The two leading 2016 presidential contenders -- Chris Christie (R) and Hillary Clinton (D) -- are dealing with stories tying them to a culture of payback and bare-knuckles politics.
By now, you know New Jersey Gov. Christie, thought to be one of the most formidable Republican presidential candidates, continues to be embroiled in the bridge scandal, in which high-ranking members of his staff were revealed to have shut off two lanes of traffic from a North Jersey town to the George Washington Bridge for four days. Two of the state’s top newspapers – the Star-Ledger and the Asbury Park Press -- blame Christie for creating a culture of bullying.
“He created the bullying culture that inspired it,” the Star-Ledger writes, adding, “Flexing muscle against a political foe is how Christie likes to do business. He has a reputation of being vindictive toward his political enemies, so perhaps it’s only natural that Bridget Anne Kelly, a top aide, would take cues from him.”
The Asbury Park Press (this reporter's former newspaper) says the “thin-skinned bully” side of Christie’s personality “who will exact retribution against anyone who criticizes him … has been evident in New Jersey throughout his governorship.” They add that it’s a “pattern, born of arrogance. … it is an ethos that apparently was absorbed by his staff — not just some lone rogue actor.”
Flexing muscle against a political foe is how Christie likes to do business.
Meanwhile, The Hill’s Amie Parnes and Politico’s Jonathan Allen report this morning – ahead of a forthcoming book they worked on together -- that Clinton’s 2008 campaign team maintained a spreadsheet of endorsers of her campaign and those who did not, something the outlets call “Hillary’s Hit List”:
“As one of the last orders of business for a losing campaign, they recorded in a Microsoft Excel spreadsheet the names and deeds of members of Congress. They carefully noted who had endorsed Hillary, who backed Barack Obama, and who stayed on the sidelines—standard operating procedure for any high-end political organization. But the data went into much more nuanced detail.”

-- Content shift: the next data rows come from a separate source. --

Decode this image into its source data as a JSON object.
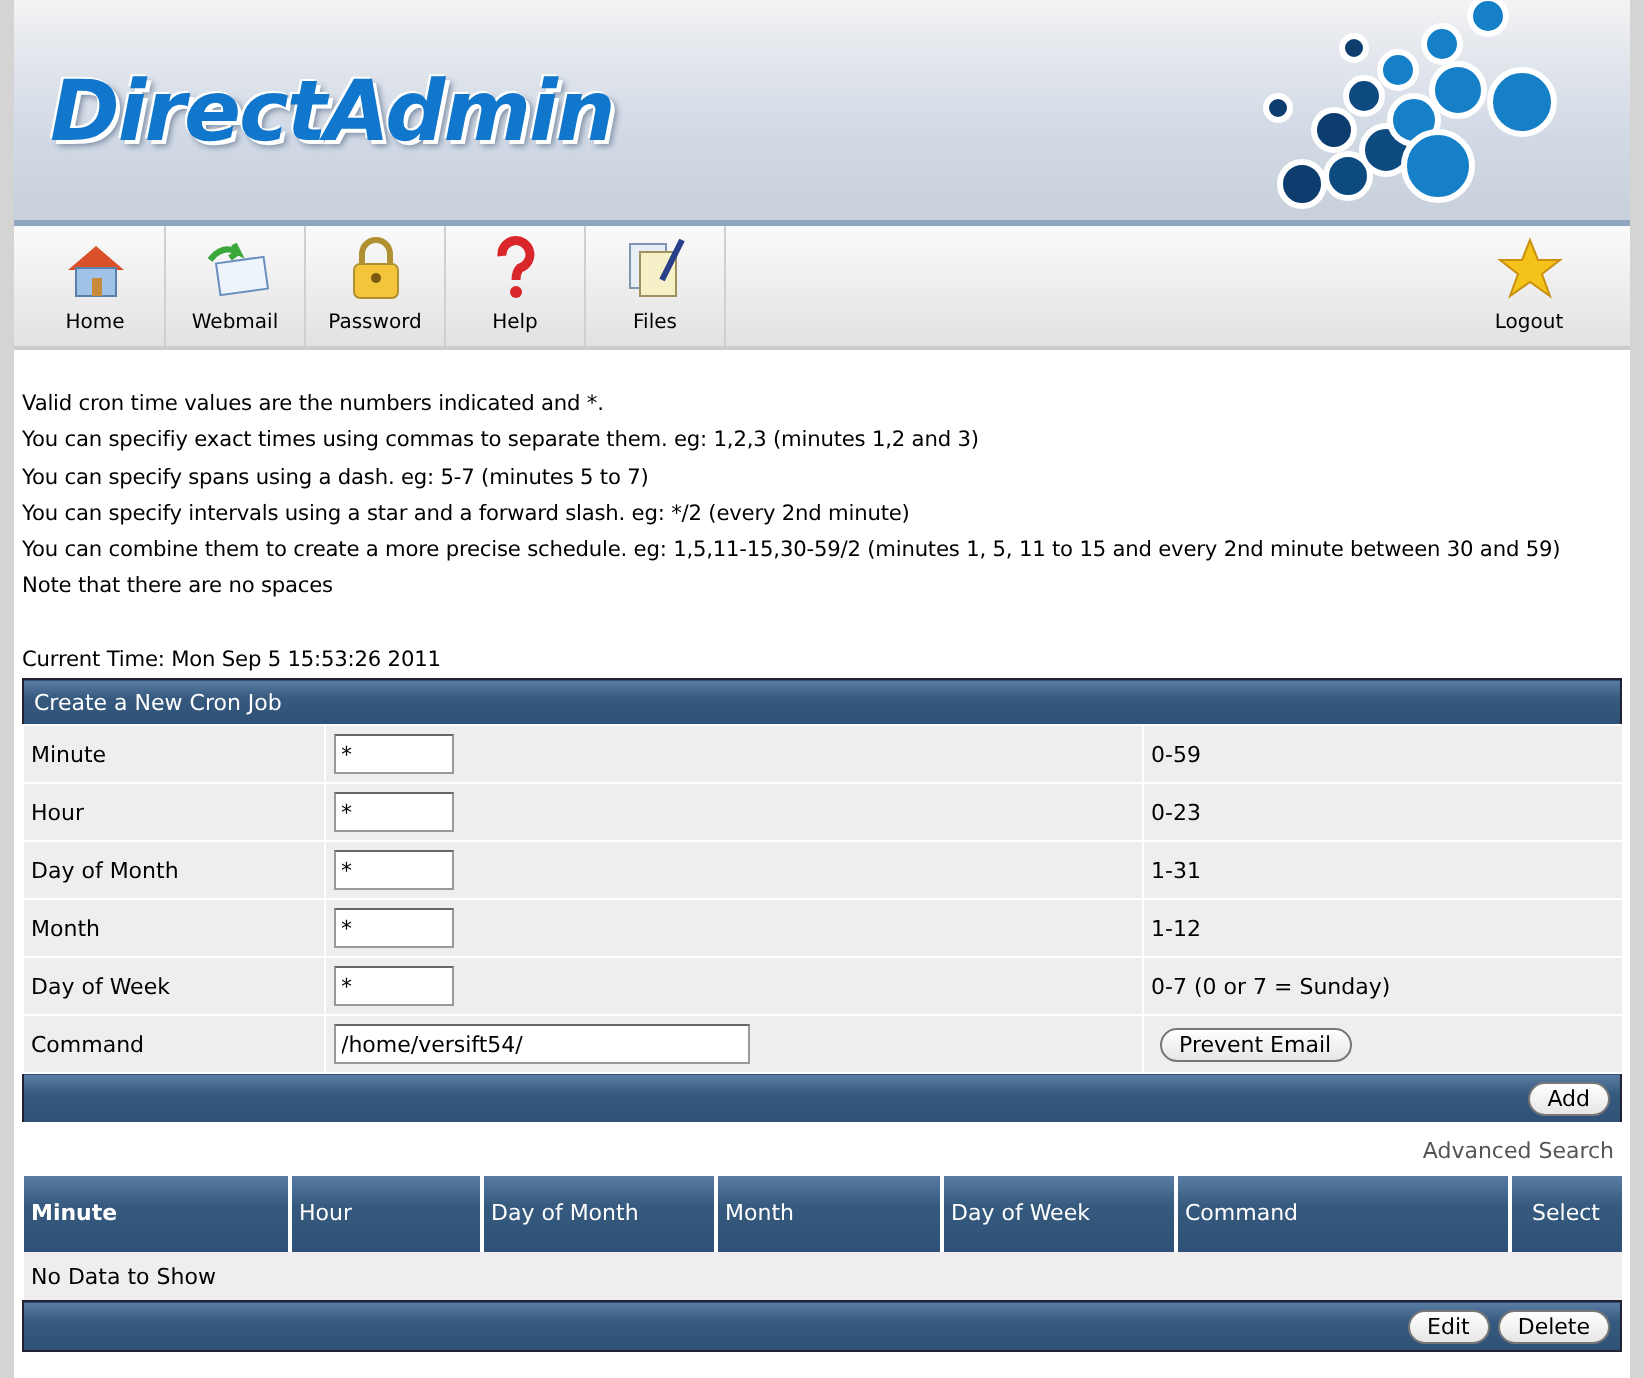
{
  "header": {
    "logo": "DirectAdmin"
  },
  "toolbar": [
    {
      "label": "Home"
    },
    {
      "label": "Webmail"
    },
    {
      "label": "Password"
    },
    {
      "label": "Help"
    },
    {
      "label": "Files"
    }
  ],
  "logout": {
    "label": "Logout"
  },
  "notes": [
    "Valid cron time values are the numbers indicated and *.",
    "You can specifiy exact times using commas to separate them. eg: 1,2,3 (minutes 1,2 and 3)",
    "You can specify spans using a dash. eg: 5-7 (minutes 5 to 7)",
    "You can specify intervals using a star and a forward slash. eg: */2 (every 2nd minute)",
    "You can combine them to create a more precise schedule. eg: 1,5,11-15,30-59/2 (minutes 1, 5, 11 to 15 and every 2nd minute between 30 and 59)",
    "Note that there are no spaces"
  ],
  "current_time": "Current Time: Mon Sep 5 15:53:26 2011",
  "form": {
    "title": "Create a New Cron Job",
    "rows": [
      {
        "label": "Minute",
        "value": "*",
        "hint": "0-59",
        "kind": "short"
      },
      {
        "label": "Hour",
        "value": "*",
        "hint": "0-23",
        "kind": "short"
      },
      {
        "label": "Day of Month",
        "value": "*",
        "hint": "1-31",
        "kind": "short"
      },
      {
        "label": "Month",
        "value": "*",
        "hint": "1-12",
        "kind": "short"
      },
      {
        "label": "Day of Week",
        "value": "*",
        "hint": "0-7 (0 or 7 = Sunday)",
        "kind": "short"
      },
      {
        "label": "Command",
        "value": "/home/versift54/",
        "button": "Prevent Email",
        "kind": "long"
      }
    ],
    "submit": "Add"
  },
  "advanced_search": "Advanced Search",
  "table": {
    "columns": [
      {
        "label": "Minute",
        "sorted": true
      },
      {
        "label": "Hour",
        "sorted": false
      },
      {
        "label": "Day of Month",
        "sorted": false
      },
      {
        "label": "Month",
        "sorted": false
      },
      {
        "label": "Day of Week",
        "sorted": false
      },
      {
        "label": "Command",
        "sorted": false
      },
      {
        "label": "Select",
        "sorted": false
      }
    ],
    "empty": "No Data to Show",
    "buttons": [
      "Edit",
      "Delete"
    ]
  }
}
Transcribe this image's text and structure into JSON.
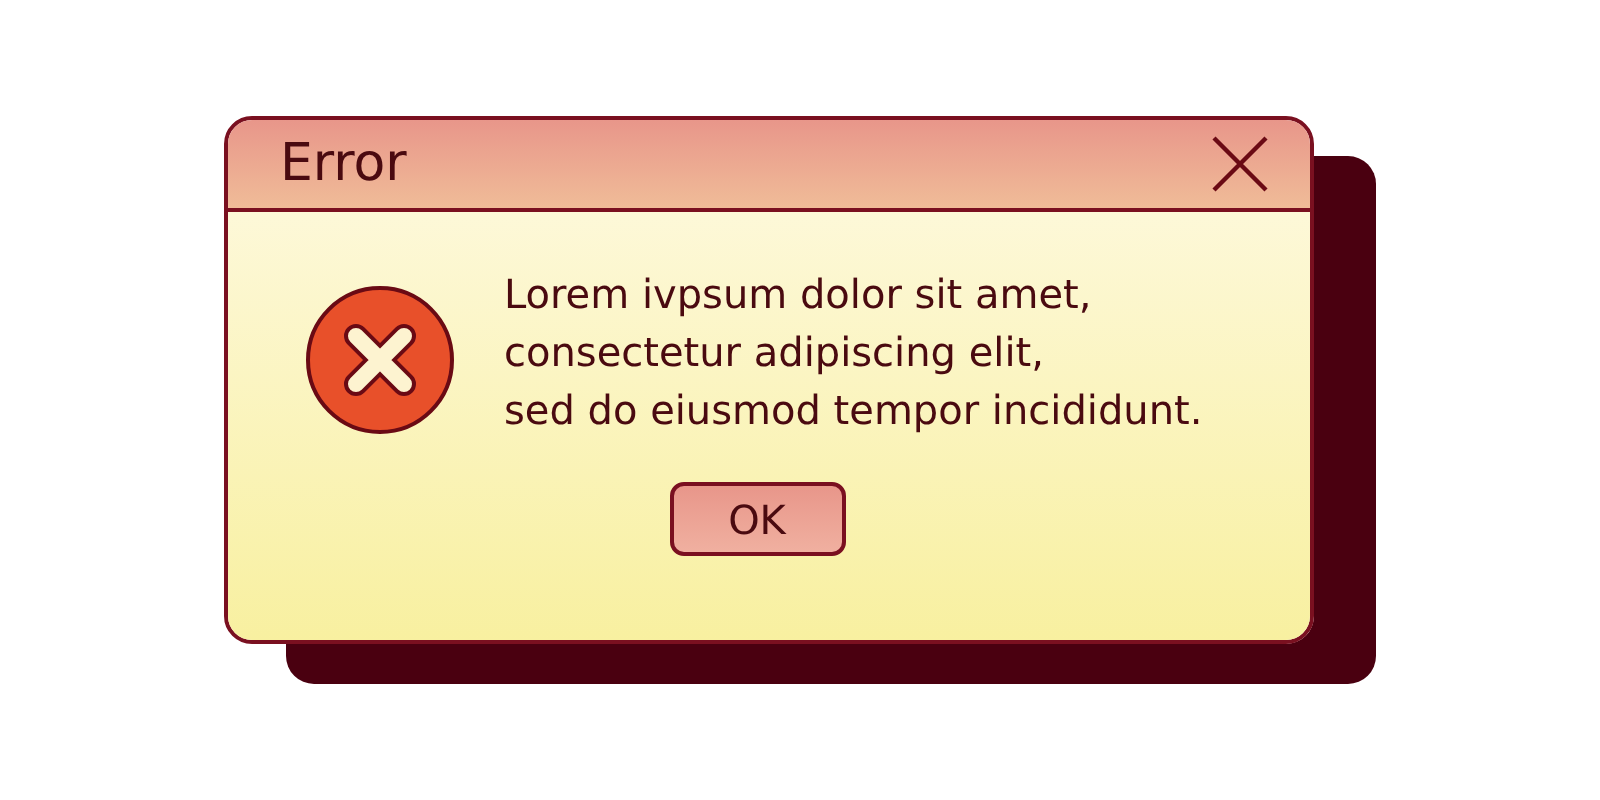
{
  "window": {
    "title": "Error"
  },
  "message": {
    "lines": [
      "Lorem ivpsum dolor sit amet,",
      "consectetur adipiscing elit,",
      "sed do eiusmod tempor incididunt."
    ]
  },
  "buttons": [
    "OK"
  ]
}
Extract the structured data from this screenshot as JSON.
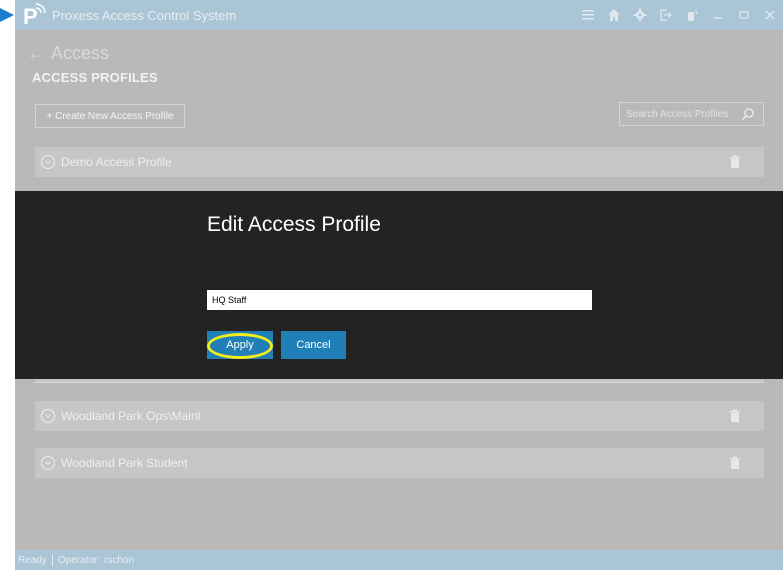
{
  "titlebar": {
    "title": "Proxess Access Control System",
    "icons": [
      "menu-icon",
      "home-icon",
      "gear-icon",
      "logout-icon",
      "card-reader-icon",
      "minimize-icon",
      "maximize-icon",
      "close-icon"
    ]
  },
  "header": {
    "back_label": "Access",
    "section_title": "ACCESS PROFILES"
  },
  "toolbar": {
    "create_label": "+ Create New Access Profile",
    "search_placeholder": "Search Access Profiles"
  },
  "profiles": [
    {
      "name": "Demo Access Profile"
    },
    {
      "name": "Woodland Park Ops\\Maint"
    },
    {
      "name": "Woodland Park Student"
    }
  ],
  "modal": {
    "title": "Edit Access Profile",
    "input_value": "HQ Staff",
    "apply_label": "Apply",
    "cancel_label": "Cancel"
  },
  "status": {
    "state": "Ready",
    "operator_label": "Operator:",
    "operator_name": "rschon"
  },
  "colors": {
    "accent": "#1f7fb6",
    "titlebar": "#a9c5d6",
    "highlight": "#f2ee1b",
    "modal_bg": "#232323"
  }
}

In fact, it’s such standard-operating procedure that most media outlets, including the NBC News Political Unit had its own spreadsheet of superdelegates, a running tally of endorsers of either candidate. But the Clinton list, apparently, was not just for tracking purposes:
“For Hillary, whose loss was not the end of her political career, the spreadsheet was a necessity of modern political warfare, an improvement on what old-school politicians called a favor file. It meant that when asks rolled in, she and Bill would have at their fingertips all the information needed to make a quick decision—including extenuating, mitigating, and amplifying factors—so that friends could be rewarded and enemies punished.”
It was to the point where Claire McCaskill, a young Missouri senator at the time and early endorser of Obama, told a friend she was scared to be in the same elevator with Clinton, according to Parnes and Allen.
The Clintons, like Christie, are also known to have top aides who play hardball, cash in on favors, and offer incentives for fundraising (like nights in the Lincoln Bedroom) -- even if it's never been proven they've been explicitly told by the principals to exact any type of revenge.
Much of this is politics as usual, but that’s exactly the problem. The public is already highly skeptical of American politics, and the more stories like this come out, the more they cloud the perception of the political process and engender even more cynicism of an already toxic and stagnant political culture.